[1]:
import numpy as np
import matplotlib.pyplot as plt
import rsatoolbox

Demo on unbalanced designs

In this demo we will have a look at calculating RDMs from data which either contians different numbers of measurements per stimulus or where the measurements for different stimuli do not contain the same measurement channels. Such data is common in neural recordings where individual neurons may become unmeasureable during an experiment such that we do not have measurements of all neurons for all stimuli. A common reason for different numbers of repetition for a stimulus are trials which have to be removed due to artifacts or aborted experiments or because the experimentor did not have full control over which stimuli were shown.
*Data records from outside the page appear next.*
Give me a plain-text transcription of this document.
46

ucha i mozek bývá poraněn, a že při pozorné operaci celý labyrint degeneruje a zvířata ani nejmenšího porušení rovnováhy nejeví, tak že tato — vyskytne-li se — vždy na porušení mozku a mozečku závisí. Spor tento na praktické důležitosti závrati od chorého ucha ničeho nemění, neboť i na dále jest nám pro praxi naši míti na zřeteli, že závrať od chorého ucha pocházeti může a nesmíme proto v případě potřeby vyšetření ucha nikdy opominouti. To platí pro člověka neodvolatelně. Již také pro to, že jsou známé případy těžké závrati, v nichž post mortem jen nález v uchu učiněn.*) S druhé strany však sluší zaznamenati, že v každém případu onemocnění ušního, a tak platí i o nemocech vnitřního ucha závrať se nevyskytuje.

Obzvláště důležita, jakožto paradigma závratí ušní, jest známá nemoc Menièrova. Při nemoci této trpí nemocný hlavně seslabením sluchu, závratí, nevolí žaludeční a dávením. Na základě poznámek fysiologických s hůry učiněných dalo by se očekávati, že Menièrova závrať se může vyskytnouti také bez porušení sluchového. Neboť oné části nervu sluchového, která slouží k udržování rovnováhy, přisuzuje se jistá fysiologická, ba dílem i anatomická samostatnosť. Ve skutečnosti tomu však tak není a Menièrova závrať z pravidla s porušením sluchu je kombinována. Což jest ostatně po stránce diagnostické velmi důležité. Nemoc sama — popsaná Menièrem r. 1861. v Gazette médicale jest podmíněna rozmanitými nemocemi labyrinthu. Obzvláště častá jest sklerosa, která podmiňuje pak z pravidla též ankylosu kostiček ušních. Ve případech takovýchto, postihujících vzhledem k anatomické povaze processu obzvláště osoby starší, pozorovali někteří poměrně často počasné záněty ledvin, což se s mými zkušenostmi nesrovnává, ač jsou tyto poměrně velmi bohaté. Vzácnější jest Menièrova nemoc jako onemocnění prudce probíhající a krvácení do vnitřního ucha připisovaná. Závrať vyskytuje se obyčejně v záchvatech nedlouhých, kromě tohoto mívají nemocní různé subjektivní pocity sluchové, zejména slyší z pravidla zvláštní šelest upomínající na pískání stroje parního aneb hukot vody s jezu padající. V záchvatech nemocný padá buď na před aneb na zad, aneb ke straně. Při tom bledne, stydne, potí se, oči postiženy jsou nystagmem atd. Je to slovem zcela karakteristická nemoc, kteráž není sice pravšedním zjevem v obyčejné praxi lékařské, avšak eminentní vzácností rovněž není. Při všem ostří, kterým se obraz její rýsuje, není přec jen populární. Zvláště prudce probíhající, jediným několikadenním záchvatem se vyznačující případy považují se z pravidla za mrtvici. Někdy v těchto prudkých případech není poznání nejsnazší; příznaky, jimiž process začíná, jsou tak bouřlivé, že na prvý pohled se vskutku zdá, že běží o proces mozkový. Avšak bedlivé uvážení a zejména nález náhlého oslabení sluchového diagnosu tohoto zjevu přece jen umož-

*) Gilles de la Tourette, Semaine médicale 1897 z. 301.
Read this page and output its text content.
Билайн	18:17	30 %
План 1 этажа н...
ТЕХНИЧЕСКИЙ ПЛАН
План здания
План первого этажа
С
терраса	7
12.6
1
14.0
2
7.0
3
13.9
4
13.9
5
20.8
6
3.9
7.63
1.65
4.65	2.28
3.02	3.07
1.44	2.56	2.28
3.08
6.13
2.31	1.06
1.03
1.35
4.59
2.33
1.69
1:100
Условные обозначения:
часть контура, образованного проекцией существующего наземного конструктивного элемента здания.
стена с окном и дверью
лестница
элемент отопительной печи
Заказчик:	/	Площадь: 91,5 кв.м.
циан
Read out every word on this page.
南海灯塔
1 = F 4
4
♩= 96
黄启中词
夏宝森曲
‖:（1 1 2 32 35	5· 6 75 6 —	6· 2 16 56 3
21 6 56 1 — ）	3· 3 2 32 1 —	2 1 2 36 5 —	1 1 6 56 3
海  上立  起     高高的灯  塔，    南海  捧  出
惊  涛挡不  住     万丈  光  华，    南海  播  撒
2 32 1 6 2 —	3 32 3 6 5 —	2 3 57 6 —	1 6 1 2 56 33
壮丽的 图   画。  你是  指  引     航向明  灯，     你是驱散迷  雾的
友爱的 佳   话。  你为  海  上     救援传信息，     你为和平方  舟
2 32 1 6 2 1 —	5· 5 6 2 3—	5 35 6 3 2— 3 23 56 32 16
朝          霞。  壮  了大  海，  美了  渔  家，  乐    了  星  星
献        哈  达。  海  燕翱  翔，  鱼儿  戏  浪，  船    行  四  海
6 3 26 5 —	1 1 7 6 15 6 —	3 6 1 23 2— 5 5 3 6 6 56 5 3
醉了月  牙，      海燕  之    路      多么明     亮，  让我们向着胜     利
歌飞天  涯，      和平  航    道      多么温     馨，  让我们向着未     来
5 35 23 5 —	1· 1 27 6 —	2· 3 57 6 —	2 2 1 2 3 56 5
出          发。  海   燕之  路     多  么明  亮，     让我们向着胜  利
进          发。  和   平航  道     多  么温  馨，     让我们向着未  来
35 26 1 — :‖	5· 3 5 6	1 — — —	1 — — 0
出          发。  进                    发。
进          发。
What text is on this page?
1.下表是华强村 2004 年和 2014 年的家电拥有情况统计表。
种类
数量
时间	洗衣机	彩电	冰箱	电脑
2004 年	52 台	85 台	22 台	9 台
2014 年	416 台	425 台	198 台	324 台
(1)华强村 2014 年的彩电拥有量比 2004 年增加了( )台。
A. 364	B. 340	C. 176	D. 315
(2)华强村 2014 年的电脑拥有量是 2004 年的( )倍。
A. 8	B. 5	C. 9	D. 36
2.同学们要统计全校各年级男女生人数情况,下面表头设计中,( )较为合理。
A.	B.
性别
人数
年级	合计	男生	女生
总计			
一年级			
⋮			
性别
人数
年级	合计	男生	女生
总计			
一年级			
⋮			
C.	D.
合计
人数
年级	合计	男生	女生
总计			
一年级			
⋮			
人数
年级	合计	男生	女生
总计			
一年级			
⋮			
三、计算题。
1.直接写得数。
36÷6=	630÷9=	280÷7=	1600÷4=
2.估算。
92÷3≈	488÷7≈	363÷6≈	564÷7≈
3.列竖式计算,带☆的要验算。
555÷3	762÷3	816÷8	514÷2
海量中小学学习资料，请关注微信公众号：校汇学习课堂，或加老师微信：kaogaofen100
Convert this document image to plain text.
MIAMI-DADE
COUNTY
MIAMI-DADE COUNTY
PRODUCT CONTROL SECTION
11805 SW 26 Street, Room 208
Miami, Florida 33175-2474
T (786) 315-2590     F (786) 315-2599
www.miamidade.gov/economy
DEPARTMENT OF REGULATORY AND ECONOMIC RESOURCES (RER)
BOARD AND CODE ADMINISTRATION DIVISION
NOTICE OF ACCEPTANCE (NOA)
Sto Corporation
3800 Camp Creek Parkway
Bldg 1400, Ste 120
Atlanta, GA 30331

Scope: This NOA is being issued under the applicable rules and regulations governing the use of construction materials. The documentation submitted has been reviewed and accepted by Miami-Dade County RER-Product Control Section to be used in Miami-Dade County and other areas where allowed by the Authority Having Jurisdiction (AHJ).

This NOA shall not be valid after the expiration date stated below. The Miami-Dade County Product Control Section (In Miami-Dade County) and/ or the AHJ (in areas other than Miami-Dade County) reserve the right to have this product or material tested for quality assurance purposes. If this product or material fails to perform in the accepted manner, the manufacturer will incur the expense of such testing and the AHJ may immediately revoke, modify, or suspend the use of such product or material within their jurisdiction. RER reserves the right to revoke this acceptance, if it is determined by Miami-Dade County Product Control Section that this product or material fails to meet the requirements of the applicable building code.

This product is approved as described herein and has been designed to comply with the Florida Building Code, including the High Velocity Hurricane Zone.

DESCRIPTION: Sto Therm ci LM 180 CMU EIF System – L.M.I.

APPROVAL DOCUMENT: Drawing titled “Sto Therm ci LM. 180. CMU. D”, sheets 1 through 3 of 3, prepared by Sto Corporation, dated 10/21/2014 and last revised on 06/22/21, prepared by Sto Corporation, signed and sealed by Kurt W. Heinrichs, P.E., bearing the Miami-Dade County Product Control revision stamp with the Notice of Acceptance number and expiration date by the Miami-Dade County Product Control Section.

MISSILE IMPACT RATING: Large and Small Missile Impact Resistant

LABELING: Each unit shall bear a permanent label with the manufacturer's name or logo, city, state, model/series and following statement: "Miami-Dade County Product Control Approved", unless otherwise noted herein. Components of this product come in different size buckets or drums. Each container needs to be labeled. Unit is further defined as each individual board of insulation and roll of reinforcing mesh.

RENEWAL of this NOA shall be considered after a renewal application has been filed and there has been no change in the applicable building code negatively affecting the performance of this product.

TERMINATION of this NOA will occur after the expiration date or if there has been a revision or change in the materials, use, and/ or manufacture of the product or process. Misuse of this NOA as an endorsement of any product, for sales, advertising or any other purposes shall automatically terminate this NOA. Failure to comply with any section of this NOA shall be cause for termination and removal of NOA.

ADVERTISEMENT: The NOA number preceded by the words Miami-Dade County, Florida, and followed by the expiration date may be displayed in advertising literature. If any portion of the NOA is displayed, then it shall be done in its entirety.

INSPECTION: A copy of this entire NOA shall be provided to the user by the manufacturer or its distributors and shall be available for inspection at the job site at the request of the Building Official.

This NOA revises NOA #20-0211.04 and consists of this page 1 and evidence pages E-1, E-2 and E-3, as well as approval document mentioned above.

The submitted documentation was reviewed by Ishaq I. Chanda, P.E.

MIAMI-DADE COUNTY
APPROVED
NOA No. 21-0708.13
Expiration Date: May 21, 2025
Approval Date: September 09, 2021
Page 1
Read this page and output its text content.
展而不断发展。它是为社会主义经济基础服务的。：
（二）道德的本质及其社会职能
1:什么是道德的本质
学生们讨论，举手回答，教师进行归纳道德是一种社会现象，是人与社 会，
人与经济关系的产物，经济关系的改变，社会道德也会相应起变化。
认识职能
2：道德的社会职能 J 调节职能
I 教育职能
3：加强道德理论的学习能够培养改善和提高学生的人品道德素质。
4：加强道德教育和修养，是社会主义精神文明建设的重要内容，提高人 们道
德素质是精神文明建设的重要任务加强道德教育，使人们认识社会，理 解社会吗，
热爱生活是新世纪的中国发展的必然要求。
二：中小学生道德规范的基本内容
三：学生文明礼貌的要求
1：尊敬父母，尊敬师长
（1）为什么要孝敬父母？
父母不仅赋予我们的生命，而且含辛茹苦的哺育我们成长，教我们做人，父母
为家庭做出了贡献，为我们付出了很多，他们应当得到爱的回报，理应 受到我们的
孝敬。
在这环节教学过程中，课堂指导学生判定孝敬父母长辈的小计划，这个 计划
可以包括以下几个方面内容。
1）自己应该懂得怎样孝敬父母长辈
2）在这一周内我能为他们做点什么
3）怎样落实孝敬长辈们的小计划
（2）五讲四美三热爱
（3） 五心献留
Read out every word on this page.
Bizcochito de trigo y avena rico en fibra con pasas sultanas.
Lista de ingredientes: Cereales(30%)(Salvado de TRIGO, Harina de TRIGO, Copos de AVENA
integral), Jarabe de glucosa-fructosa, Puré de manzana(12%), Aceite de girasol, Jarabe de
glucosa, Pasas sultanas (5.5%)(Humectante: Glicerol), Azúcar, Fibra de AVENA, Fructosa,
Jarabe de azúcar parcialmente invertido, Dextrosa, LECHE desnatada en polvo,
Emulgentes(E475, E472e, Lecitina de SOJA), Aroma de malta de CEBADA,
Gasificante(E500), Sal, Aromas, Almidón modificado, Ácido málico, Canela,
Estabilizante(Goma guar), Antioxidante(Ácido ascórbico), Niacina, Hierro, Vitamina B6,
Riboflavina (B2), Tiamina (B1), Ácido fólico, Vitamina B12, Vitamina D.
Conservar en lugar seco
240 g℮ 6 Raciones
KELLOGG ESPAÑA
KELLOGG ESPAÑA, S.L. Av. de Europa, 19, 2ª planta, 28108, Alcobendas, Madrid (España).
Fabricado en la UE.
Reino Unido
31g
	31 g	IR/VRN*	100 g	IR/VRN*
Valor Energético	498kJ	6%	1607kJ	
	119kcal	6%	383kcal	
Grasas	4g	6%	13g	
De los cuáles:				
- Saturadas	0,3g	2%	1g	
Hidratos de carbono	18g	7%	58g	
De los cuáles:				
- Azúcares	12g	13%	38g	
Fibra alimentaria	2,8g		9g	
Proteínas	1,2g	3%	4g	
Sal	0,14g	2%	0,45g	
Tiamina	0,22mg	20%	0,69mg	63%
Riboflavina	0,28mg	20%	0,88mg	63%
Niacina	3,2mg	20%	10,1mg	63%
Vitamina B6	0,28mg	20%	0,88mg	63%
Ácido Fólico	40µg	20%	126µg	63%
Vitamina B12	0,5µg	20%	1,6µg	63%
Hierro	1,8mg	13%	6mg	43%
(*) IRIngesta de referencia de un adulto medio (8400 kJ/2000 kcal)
First we need some data to work on. This data is very small scale such that we can understand everything which happens. As balanced data we have two repetitions of three different stimuli, which are measured for 5 different measurement channels.

[2]:
data_balanced_array = np.array([
    [0.7, 0.8, 0.9, 1.0, 1.1],
    [0.2, 1.8, 2.9, 1.0, 1.3],
    [2.7, 0.8, 0.2, 1.2, 1.1],
    [1.7, 0.5, 0.9, 1.5, 1.1],
    [1.7, 2.8, 2.2, 1.2, 1.0],
    [1.7, 0.5, 0.4, 1.4, 0.3],
    ])
runs = [0, 1, 0, 1, 0, 1]
stimulus = [0, 0, 1, 1, 2, 2]
descriptors = {'runs': runs, 'stimulus': stimulus}
data_balanced = rsatoolbox.data.Dataset(data_balanced_array, obs_descriptors=descriptors)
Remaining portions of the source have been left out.